O texto “Contra a arte afluente. O corpo é o motor da obra” foi escrito pelo curador e educador brasileiro Frederico Morais em 1970. Autodidata, Frederico se valia da escrita para refletir sobre o que acontecia em seu contexto mais próximo ao mesmo tempo em que criava vínculos com o cenário internacional. Ler e traduzir coletivamente 1 parte de seus textos do português para o espanhol me permitiu sentir empatia por sua forma de construir o panorama artístico, social e histórico que ele viveu nas agitadas décadas de 1960 e 1970 no Brasil. Sua escrita era coloquial, ele rapidamente conectava ideias e cenários por meio de palavras a partir de uma oralidade performática que se construía ao seu redor todos os dias. Em seus diversos artigos e ensaios, ele contempla a efervescência cultural daqueles anos, colocando a prática artística em diálogo com os movimentos hippie, guerrilheiro, burguês e estudantil, entre outros. A maior parte de sua escrita foi atravessada pela ditadura militar, que começou no Brasil em 1964 e durou até 1985. A partir de 1969, como consequência de novas formas de censura e repressão, Frederico percebe uma mudança na prática artística. Começa a se manifestar uma maior preocupação com o que está acontecendo no nível político e como gerar processos para responder sob a mesma lógica. É aí que o corpo e a linguagem começam a assumir um novo papel.

Esse ensaio dá continuidade e amplia algo que Frederico já vinha desenvolvendo em seus escritos e que continuará a explorar em outros: o corpo como motor. É a partir da noção de corpo que Frederico configura sua forma de conceber e desenvolver sua prática como gestor cultural. O corpo como matéria física (órgãos, vísceras, músculos, inteligência), memória e resistência; em sua capacidade lúdica e criativa.
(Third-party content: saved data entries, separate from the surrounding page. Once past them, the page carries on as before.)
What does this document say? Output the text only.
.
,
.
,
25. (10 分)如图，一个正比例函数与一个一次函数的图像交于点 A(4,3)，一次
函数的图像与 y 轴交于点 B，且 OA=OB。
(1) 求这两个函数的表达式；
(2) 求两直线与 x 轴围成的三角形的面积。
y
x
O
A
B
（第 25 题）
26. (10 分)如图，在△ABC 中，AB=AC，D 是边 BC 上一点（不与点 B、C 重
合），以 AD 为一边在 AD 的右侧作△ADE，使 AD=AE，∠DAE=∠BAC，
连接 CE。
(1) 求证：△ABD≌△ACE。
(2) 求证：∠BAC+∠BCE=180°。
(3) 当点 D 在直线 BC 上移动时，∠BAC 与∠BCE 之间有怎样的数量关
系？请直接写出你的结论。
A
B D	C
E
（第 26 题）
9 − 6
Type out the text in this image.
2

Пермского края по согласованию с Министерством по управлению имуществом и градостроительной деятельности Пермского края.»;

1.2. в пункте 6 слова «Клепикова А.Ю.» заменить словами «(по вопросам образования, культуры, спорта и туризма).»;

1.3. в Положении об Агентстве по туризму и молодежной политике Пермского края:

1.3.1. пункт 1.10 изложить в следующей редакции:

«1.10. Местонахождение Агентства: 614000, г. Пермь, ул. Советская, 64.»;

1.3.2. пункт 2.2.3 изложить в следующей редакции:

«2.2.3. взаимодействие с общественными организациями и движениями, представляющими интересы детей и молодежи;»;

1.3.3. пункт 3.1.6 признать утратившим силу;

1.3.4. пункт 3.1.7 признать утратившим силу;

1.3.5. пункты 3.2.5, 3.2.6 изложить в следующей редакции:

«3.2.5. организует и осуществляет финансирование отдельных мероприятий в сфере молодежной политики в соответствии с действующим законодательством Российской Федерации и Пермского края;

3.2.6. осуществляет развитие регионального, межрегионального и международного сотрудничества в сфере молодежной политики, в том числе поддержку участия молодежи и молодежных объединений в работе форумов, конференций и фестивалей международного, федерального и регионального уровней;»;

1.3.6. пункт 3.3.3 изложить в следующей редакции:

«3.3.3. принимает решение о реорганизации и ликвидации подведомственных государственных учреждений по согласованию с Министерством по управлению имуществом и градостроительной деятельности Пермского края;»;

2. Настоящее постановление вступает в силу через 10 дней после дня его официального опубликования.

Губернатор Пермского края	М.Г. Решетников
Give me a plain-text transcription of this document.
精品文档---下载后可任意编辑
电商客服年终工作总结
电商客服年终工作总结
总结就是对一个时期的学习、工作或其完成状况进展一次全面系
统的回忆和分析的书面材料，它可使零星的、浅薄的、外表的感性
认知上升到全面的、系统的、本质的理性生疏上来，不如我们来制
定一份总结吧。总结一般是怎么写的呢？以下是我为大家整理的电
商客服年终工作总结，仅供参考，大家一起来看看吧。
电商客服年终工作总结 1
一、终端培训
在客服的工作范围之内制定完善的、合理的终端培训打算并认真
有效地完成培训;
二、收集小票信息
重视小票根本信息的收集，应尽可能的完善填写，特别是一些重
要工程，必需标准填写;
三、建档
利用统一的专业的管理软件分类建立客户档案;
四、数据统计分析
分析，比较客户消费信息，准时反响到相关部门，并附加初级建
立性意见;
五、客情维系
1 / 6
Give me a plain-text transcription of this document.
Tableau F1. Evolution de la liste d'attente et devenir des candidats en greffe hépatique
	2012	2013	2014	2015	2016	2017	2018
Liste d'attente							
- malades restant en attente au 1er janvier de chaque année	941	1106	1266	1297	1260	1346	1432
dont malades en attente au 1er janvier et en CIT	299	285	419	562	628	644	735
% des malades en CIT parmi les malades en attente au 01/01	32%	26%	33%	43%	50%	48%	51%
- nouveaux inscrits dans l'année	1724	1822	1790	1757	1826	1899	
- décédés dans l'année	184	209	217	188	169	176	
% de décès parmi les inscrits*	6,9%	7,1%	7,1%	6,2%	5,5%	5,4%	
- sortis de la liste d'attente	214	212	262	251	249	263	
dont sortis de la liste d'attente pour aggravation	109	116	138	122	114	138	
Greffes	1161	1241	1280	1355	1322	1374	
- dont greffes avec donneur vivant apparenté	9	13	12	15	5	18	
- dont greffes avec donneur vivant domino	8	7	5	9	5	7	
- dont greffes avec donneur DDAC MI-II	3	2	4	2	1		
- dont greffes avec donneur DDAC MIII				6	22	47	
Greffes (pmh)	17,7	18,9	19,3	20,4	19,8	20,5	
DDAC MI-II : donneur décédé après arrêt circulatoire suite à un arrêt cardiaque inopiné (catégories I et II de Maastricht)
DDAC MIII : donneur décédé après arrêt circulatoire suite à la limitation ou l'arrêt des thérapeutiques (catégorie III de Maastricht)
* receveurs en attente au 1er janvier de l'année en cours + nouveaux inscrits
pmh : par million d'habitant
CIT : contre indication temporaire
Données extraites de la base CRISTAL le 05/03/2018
Em 1968, recupera a noção do artista e escritor Vladimir Dias-Pino sobre a importância de gerar uma “arte física”, “respiratória” e “olfativa” 2. Esses fatores viriam a ser fundamentais em "Domingos da Criação", programa que desenvolveu em 1971 como diretor do Museu de Arte Moderna do Rio de Janeiro. Nesse ensaio, Frederico já começa a introduzir as ideias que dariam forma ao programa: “E quanto mais a arte confunde-se com a vida e com o quotidiano, mais precários são os materiais e suportes, ruindo toda ideia de obra”. O programa foi realizado no aterro adjacente ao museu e, a cada domingo, se desenvolveu em torno da exploração de um material ou tema: a terra, o papel, o fio, o tecido, o corpo e o som. O museu providenciava esses materiais e convidava as pessoas a trazerem os seus também, a fim de possibilitar experiências coletivas de aprendizagem intergeracional. O corpo e sua ativação fazem com que o espectador passivo ou meramente contemplativo assuma um papel de cocriação ao participar corporalmente de uma proposta artística que não tem outra finalidade senão o “enriquecimento do indivíduo”.

Pensar na arte como plataforma de comunicação, expressão livre e processo leva Frederico a refletir sobre o corpo na cidade, sobre o uso e apropriação da rua e do aterro 3. O novo museu deveria operar a partir de uma arquitetura flexível e aberta às necessidades de uma arte ambiental interdisciplinar, onde o foco não é mais a contemplação dos objetos, mas o processo (artista como proponente). Frederico defende essas ideias contemplando também cenas da contracultura, que reforçam o tato e a audição contra a passividade do olhar 4. É nas cenas dessa contracultura, "a arquitetura das favelas", que os artistas encontram a motivação para criar suas obras.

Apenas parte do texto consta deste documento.